Their trick? The mobsters had imported a few natives from a remote North-African village, speaking a dialect that nobody else on Earth spoke. One of these guys on each end of a phone, and even tapped phones become secure! Of course, they used code words for street name and subway stations.
The Navajo code speakers used by the US transmissions during WWII also used the same principle. Not high-tech at all, but very efficient.
So I strongly suggest that all these laws against cryptography include an article mandating the use of a State-approved language on a phone line. Just like in the former Eastern European countries. Why, anything less stringent would put freedom itself at risk, right?
--
Mad science! Robots! Underwear! Cute girls! Full comic online! http://www.girlgeniusonline.com/
Seriously though, if you are highly technically savvy (which I will assume since we are speaking about the state of the art) then you can not only create near unbreakable encryption, but near undetectable (or untraceable) encryption. Steganography is a child's toy compared to some of the things that are possible. The internet is a vast 86,400 / 365 information sea, slipping a few megabytes of low profile data into it is going to be hard to notice. By utilizing multiple techniques at the same time (hard encryption, low signal to noise ratio channels, low detectability communications, difficult traceability, etc.) you can be confident that even if someone found your data they would not be able to understand it or extract useful information from it.
For example, let's say you want to send data to someone else. Let's say it's a short text message, though it could be anything up to gigabytes of data without too much trouble. The sender encrypts the text using public key cryptography with a large key (4096-bits or larger), then breaks the encrypted message into several really small chunks, then uses a program to generate thousands of fake chunks. Then, using a sequence of hacked ISP and shell accounts (preferably spanning the world), the sender embeds this "chunk stream" into some nondescript form of communication. Let's say they use a large number of spam messages, or pornographic multimedia posted to a highly trafficked usenet newsgroup over several days and a simple steganographic technique for the embeddding. The receiver downloads the source files, extracts the "chunk stream", selects out the valid chunks, then decrypts the data.
Let's say that Los Federales were able to detect that something funky was going on.

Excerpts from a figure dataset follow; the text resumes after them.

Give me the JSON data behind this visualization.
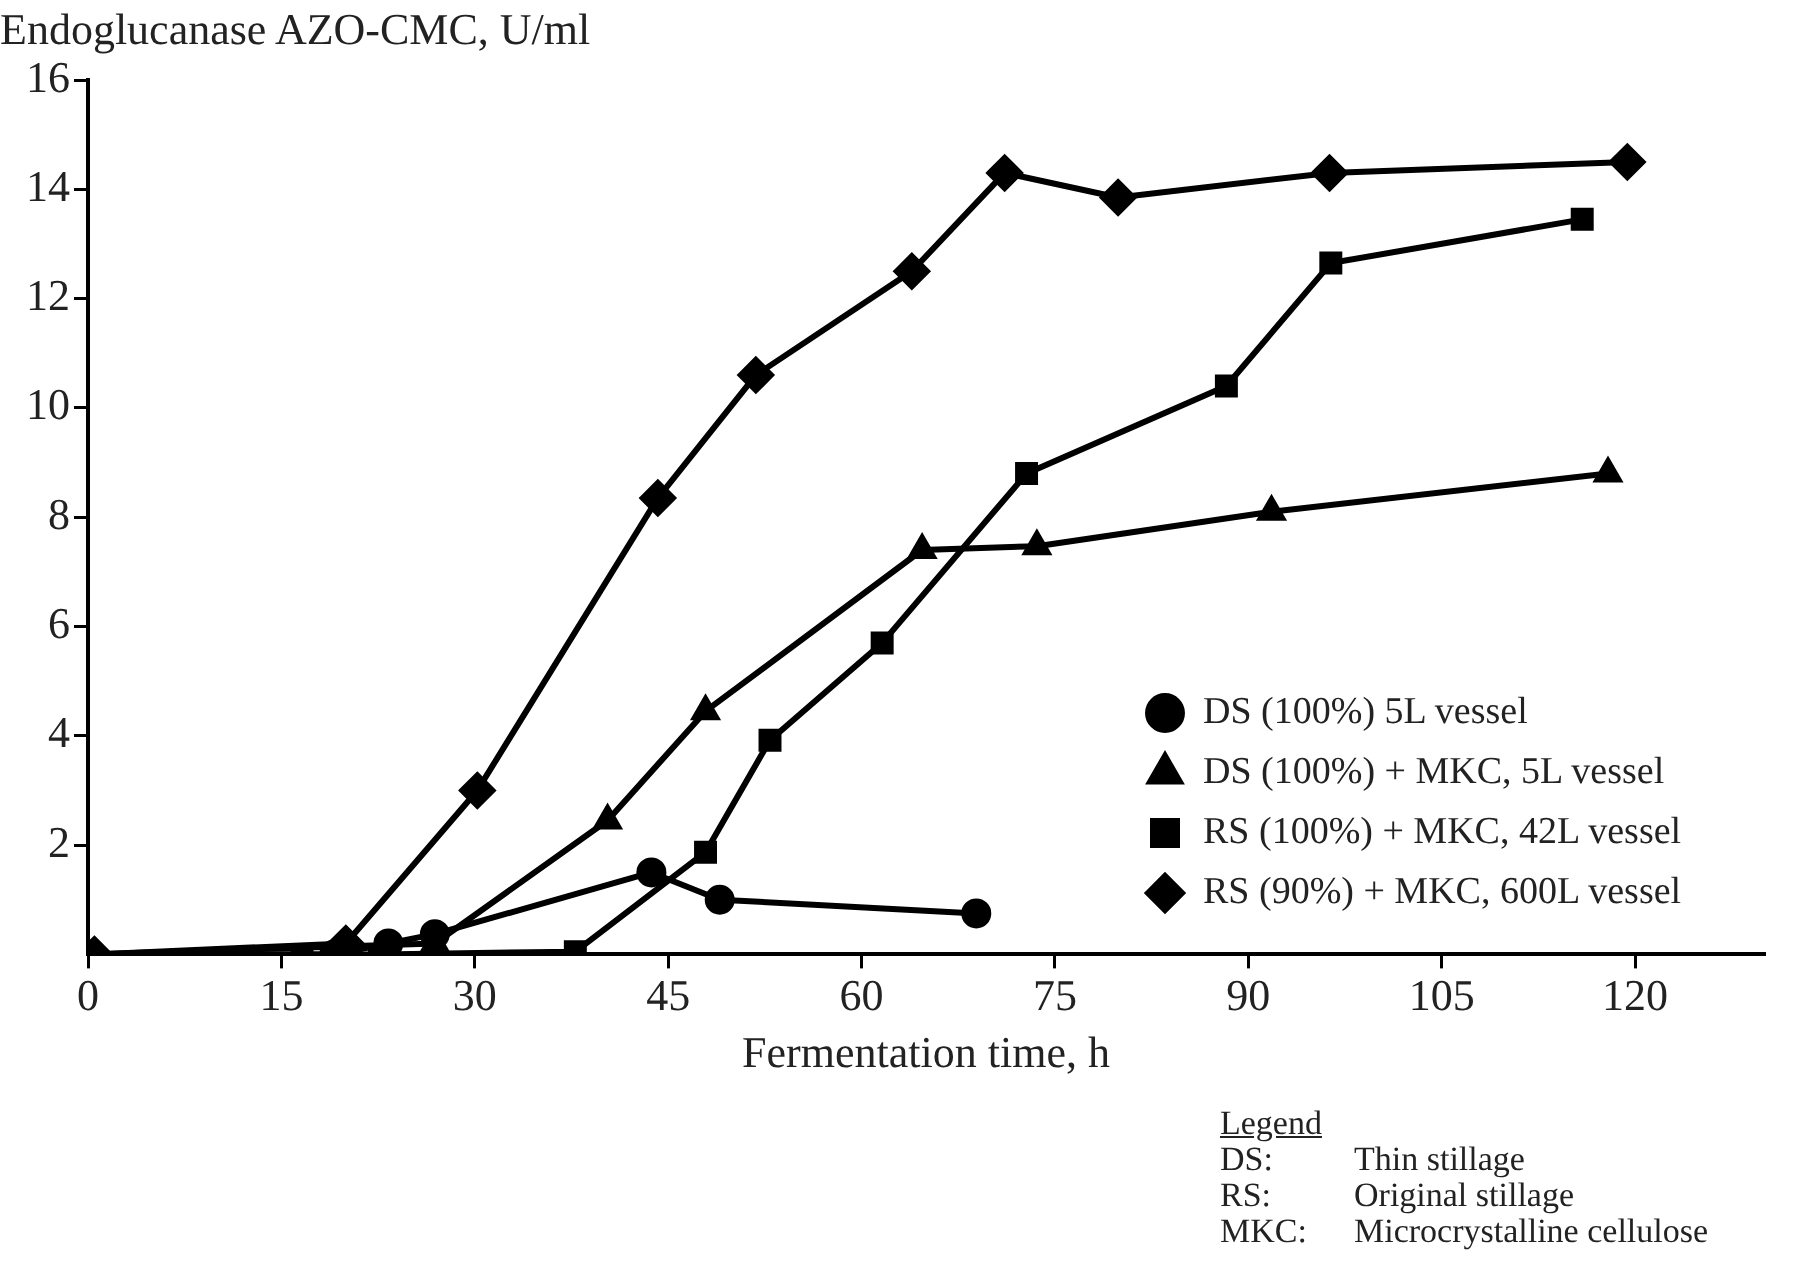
{
  "chart_data": {
    "type": "line",
    "ylabel": "Endoglucanase AZO-CMC, U/ml",
    "xlabel": "Fermentation time, h",
    "xlim": [
      0,
      130
    ],
    "xticks": [
      0,
      15,
      30,
      45,
      60,
      75,
      90,
      105,
      120
    ],
    "ylim": [
      0,
      16
    ],
    "yticks": [
      2,
      4,
      6,
      8,
      10,
      12,
      14,
      16
    ],
    "legend": "right",
    "grid": false,
    "line_style": "solid",
    "series": [
      {
        "name": "DS (100%) 5L vessel",
        "color": "#000000",
        "marker": "circle",
        "x": [
          0,
          19.1,
          23.3,
          26.9,
          43.7,
          49.0,
          68.9
        ],
        "values": [
          0,
          0,
          0.2,
          0.37,
          1.5,
          1.0,
          0.75
        ]
      },
      {
        "name": "DS (100%) + MKC, 5L vessel",
        "color": "#000000",
        "marker": "triangle",
        "x": [
          0,
          26.9,
          40.3,
          47.9,
          64.7,
          73.6,
          91.8,
          117.9
        ],
        "values": [
          0,
          0.2,
          2.45,
          4.45,
          7.4,
          7.47,
          8.1,
          8.8
        ]
      },
      {
        "name": "RS (100%) + MKC, 42L vessel",
        "color": "#000000",
        "marker": "square",
        "x": [
          0,
          16.6,
          22.6,
          37.8,
          47.9,
          52.9,
          61.6,
          72.8,
          88.3,
          96.4,
          115.9
        ],
        "values": [
          0,
          0,
          0,
          0.05,
          1.87,
          3.92,
          5.7,
          8.8,
          10.4,
          12.65,
          13.45
        ]
      },
      {
        "name": "RS (90%) + MKC, 600L vessel",
        "color": "#000000",
        "marker": "diamond",
        "x": [
          0.5,
          20.0,
          30.2,
          44.2,
          51.8,
          63.9,
          71.1,
          79.9,
          96.3,
          119.4
        ],
        "values": [
          0,
          0.2,
          3.0,
          8.35,
          10.6,
          12.5,
          14.3,
          13.85,
          14.3,
          14.5
        ]
      }
    ],
    "annotations": [
      "Legend",
      "DS:\tThin stillage",
      "RS:\tOriginal stillage",
      "MKC:\tMicrocrystalline cellulose"
    ]
  }
}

That alone, in the firehose of the internet, is a significant challenge. They would need to first be able to extract the data from the embedding system. Not impossible, but difficult. Next they would need to cull out the invalid chunks in the pile they now have. This can be made as difficult a problem as breaking hard-encryption in and of itself. If they manage to wade through that mountain of sludge, they end up faced with near unbreakable encryption. For added fun, repeat some of the steps multiple times! (for example, double encryption, double stage steganography, etc.), preferably with different techniques for each iteration (encryption cycle 1 uses RSA, while cycle 2 uses elliptic curves, etc.)

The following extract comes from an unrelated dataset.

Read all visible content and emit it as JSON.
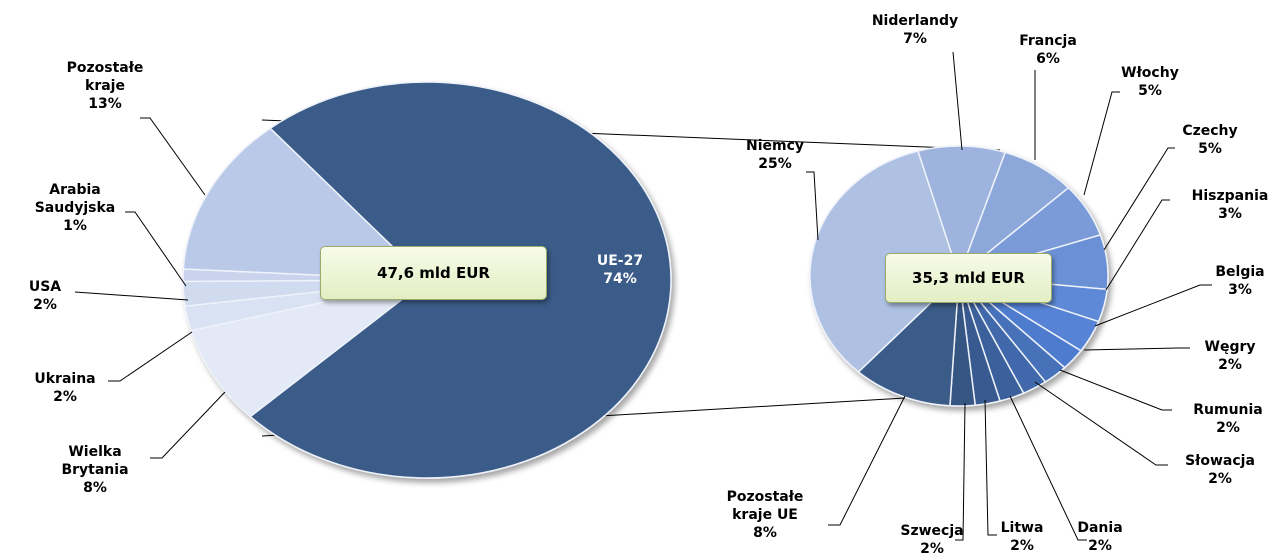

Or, you could take the route the US has taken since before WWII and use one time pads. One time pads are provably cryptographically secure (if you don't have the key you simply CAN'T break the encryption). The only difficulty is distributing the keys.
Nevertheless, I would imagine that the main goal these days would be low-detectability rather than pure cryptographic security. If they can't find your pigeon in a flock of wild birds then they very well can't even try to decrypt the message it carries. There is a LOT of noise on the internet, that provides a huge amount of hiding space.